Hermione held up a hand. "I didn't mean to, Professor, I'm sorry."
She'd apologized to him twice in the last minute or so. Severus was rather astounded by this. After all, Hermione Granger had a reputation for being right about everything. However, he rather thought he'd never really known her before she'd saved his life. Certainly, he'd never thought she'd keep a secret from Potter, of all people… "Does he know about you?"
"No. No one does, except Dumbledore, my parents, and – Madam Dowling. She's dead now." She closed her eyes – a brief expression of grief flitted across her face. "You do understand what Voldemort will do, if he ever finds out I'm a Sibyll? He'll hunt me down. And kill me." She reached to the collar of her dress, found the chain of her necklace, and pulled it over her head. "Take this."
He looked at the thing again – saw what he had seen the last time – same innocuous thing. "Why?"
"Destroy it," Hermione Granger told him. The anger in her eyes frightened Severus, even though he knew it wasn't directed at him.
"But won't you need it?"
She turned away from him suddenly, kicked at the piles of ash on the floor. "You don't know what mother's done. You'll never understand. You're lucky, Professor. Never mind about helping me – it's too dangerous. Go your own way.

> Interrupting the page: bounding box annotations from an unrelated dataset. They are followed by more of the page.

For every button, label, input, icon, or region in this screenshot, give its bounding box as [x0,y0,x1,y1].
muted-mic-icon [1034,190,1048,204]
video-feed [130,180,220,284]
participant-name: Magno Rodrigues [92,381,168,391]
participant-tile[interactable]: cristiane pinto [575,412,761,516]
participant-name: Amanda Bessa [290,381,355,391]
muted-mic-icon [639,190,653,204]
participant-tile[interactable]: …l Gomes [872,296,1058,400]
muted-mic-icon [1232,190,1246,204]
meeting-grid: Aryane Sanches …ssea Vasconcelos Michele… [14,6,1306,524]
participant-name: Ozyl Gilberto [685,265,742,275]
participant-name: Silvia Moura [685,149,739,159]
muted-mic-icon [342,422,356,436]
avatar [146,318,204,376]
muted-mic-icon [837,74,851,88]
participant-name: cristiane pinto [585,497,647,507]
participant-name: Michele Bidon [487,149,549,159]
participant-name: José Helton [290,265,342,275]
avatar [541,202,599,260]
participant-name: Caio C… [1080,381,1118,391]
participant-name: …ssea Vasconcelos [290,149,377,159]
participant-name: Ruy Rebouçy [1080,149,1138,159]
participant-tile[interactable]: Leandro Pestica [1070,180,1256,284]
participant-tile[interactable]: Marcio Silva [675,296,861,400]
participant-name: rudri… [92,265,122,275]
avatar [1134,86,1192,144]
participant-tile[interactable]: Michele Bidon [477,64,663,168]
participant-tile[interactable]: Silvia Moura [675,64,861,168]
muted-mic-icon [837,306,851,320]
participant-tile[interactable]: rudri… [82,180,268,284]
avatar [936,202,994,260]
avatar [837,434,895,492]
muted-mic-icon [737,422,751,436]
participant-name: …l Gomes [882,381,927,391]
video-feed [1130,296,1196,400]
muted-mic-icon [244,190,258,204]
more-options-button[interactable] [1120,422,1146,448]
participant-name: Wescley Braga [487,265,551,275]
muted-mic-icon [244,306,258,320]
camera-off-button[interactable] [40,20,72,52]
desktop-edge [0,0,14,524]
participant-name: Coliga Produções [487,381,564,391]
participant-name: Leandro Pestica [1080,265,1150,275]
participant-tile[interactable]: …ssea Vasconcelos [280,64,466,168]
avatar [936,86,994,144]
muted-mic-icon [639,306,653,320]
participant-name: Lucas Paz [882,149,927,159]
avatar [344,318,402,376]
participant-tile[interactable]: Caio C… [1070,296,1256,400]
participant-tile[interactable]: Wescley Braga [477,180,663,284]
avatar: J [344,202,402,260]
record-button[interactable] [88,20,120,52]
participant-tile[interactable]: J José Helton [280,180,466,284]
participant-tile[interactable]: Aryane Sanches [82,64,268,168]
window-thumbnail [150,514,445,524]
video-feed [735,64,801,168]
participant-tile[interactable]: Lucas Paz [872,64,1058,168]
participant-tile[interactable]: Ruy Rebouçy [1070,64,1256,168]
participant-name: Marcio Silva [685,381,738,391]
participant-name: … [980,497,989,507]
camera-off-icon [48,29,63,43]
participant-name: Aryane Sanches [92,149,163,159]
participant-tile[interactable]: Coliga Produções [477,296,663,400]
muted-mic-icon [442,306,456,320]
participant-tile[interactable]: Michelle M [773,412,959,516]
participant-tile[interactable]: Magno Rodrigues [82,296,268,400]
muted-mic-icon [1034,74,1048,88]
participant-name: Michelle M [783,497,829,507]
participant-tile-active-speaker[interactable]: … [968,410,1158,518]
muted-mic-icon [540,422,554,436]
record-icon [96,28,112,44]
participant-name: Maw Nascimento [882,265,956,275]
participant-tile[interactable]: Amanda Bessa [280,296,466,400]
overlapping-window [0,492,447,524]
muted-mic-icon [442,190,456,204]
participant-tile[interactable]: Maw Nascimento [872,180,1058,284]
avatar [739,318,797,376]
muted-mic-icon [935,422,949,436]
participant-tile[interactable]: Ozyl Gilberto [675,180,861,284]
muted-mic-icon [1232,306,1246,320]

I wish you well."
"No." She glanced toward him, wonderingly. "Miss Granger – you don't mean to say that what you're about to do is safer for you than it is for me? When this mother person could, potentially, get inside your head?"
"She wouldn't kill me. I – don't think so. Anyway, it's my battle. I shouldn't have troubled you. Go back to your laboratory, Professor. I can do it myself."
"No," he repeated, firmly. She was only a girl, after all, a headstrong, impetuous Gryffindor –
Who was better-read than half the faculty, and certainly smarter than three-quarters of it.
"I don't trust you to do this on your own," Severus said at last.
Hermione narrowed her eyes at him. "Very well."
She walked out of the room, giving the door just the slightest hint of a slam. A Gryffindor, all right.
He realized then that he still had her necklace. The fire opals sparkled in his hand.